Thank you for the answers. As I understand what needs to be done is that the occ command needs to be executed by getting the webserver (in my case, 1and1’s Apache server) for the command to be effective.
Here’s what I did, using the suggestions. I am at the limit of my understanding / not understanding of how all of this works so comments on how to improve what I did are welcomed.
I modified my .htaccess file with the following:
Options +ExecCGI
AddHandler cgi-script .sh
This allows shell scripts to be executed from the browser and my source for this information was from here:
https://www.siteground.com/kb/how_to_run_simple_shell_scripts_directly_from_a_browser/
I then used the suggested shell script and created a file “fixindex.sh” in my nextcloud root directory.:
#!/bin/bash
echo Content-Type: text/plain
echo
echo Attempting to run occ
nohup /usr/bin/php7.1-cli /full_path_to_your_website/nextcloud/occ db:add-missing-indices
echo Initiated attempted resulted in exit code $?
To make the script executable, I changed the permissions to 755:
chmod 755 fixindex.sh
To determine my path for my website, I used pwd.
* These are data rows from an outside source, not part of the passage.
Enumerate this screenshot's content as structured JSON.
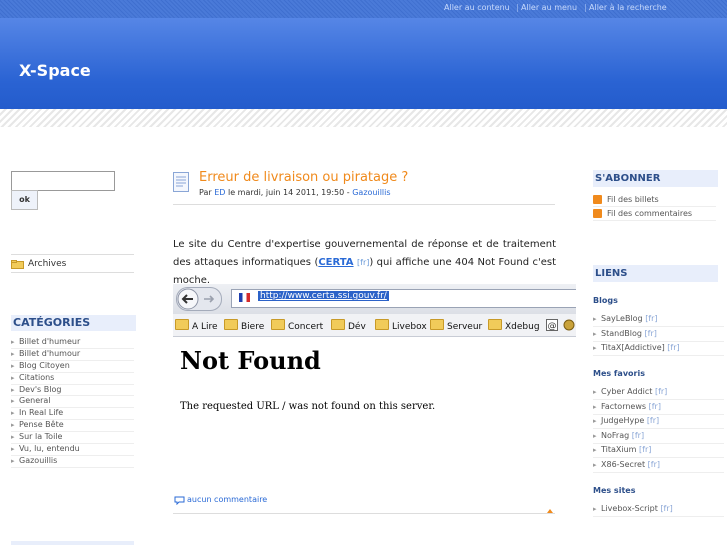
{
  "skip_links": [
    "Aller au contenu",
    "Aller au menu",
    "Aller à la recherche"
  ],
  "site_title": "X-Space",
  "search": {
    "value": "",
    "button_label": "ok"
  },
  "archives_label": "Archives",
  "categories": {
    "title": "CATÉGORIES",
    "items": [
      "Billet d'humeur",
      "Billet d'humour",
      "Blog Citoyen",
      "Citations",
      "Dev's Blog",
      "General",
      "In Real Life",
      "Pense Bête",
      "Sur la Toile",
      "Vu, lu, entendu",
      "Gazouillis"
    ]
  },
  "post": {
    "title": "Erreur de livraison ou piratage ?",
    "meta_by": "Par",
    "meta_author": "ED",
    "meta_date": "le mardi, juin 14 2011, 19:50 -",
    "meta_category": "Gazouillis",
    "body_part1": "Le site du Centre d'expertise gouvernemental de réponse et de traitement des attaques informatiques (",
    "certa": "CERTA",
    "certa_lang": "[fr]",
    "body_part2": ") qui affiche une 404 Not Found c'est moche.",
    "comment_link": "aucun commentaire"
  },
  "screenshot": {
    "url": "http://www.certa.ssi.gouv.fr/",
    "bookmarks": [
      "A Lire",
      "Biere",
      "Concert",
      "Dév",
      "Livebox",
      "Serveur",
      "Xdebug"
    ],
    "heading": "Not Found",
    "message": "The requested URL / was not found on this server."
  },
  "subscribe": {
    "title": "S'ABONNER",
    "feeds": [
      "Fil des billets",
      "Fil des commentaires"
    ]
  },
  "links": {
    "title": "LIENS",
    "lang_tag": "[fr]",
    "blogs_label": "Blogs",
    "blogs": [
      "SayLeBlog",
      "StandBlog",
      "TitaX[Addictive]"
    ],
    "favorites_label": "Mes favoris",
    "favorites": [
      "Cyber Addict",
      "Factornews",
      "JudgeHype",
      "NoFrag",
      "TitaXium",
      "X86-Secret"
    ],
    "sites_label": "Mes sites",
    "sites": [
      "Livebox-Script"
    ]
  },
  "colors": {
    "banner": "#2a63d3",
    "accent": "#f08a1c",
    "link": "#2a6ad6",
    "heading": "#2d4f8a"
  }
}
For 1and1, it takes the form of:
/kunden/homepages/account#/htdocs/sitename/nextcloud/
I then went to my browser and executed:
https://sitename/nextcloud/fixindex.sh
The browser returned
Attempting to run occ
Initiated attempted resulted in exit code 127
I tired to troubleshoot why I was getting an exit code of 127 which is when a command is not found within your PATH
but could not eliminate the error message.
Oddly enough, the Administrative panel of Nextcloud no longer says there are missing indexes so it is a mystery to me as to how the command ran correctly even though I was receiving the error code.
Again, I appreciate the help and what is generally useful is that I now have a method for running occ commands without having command line ability to run as the HTTP user.
Does anyone know how the command ran even though I was obtaining an error code that it wasn’t?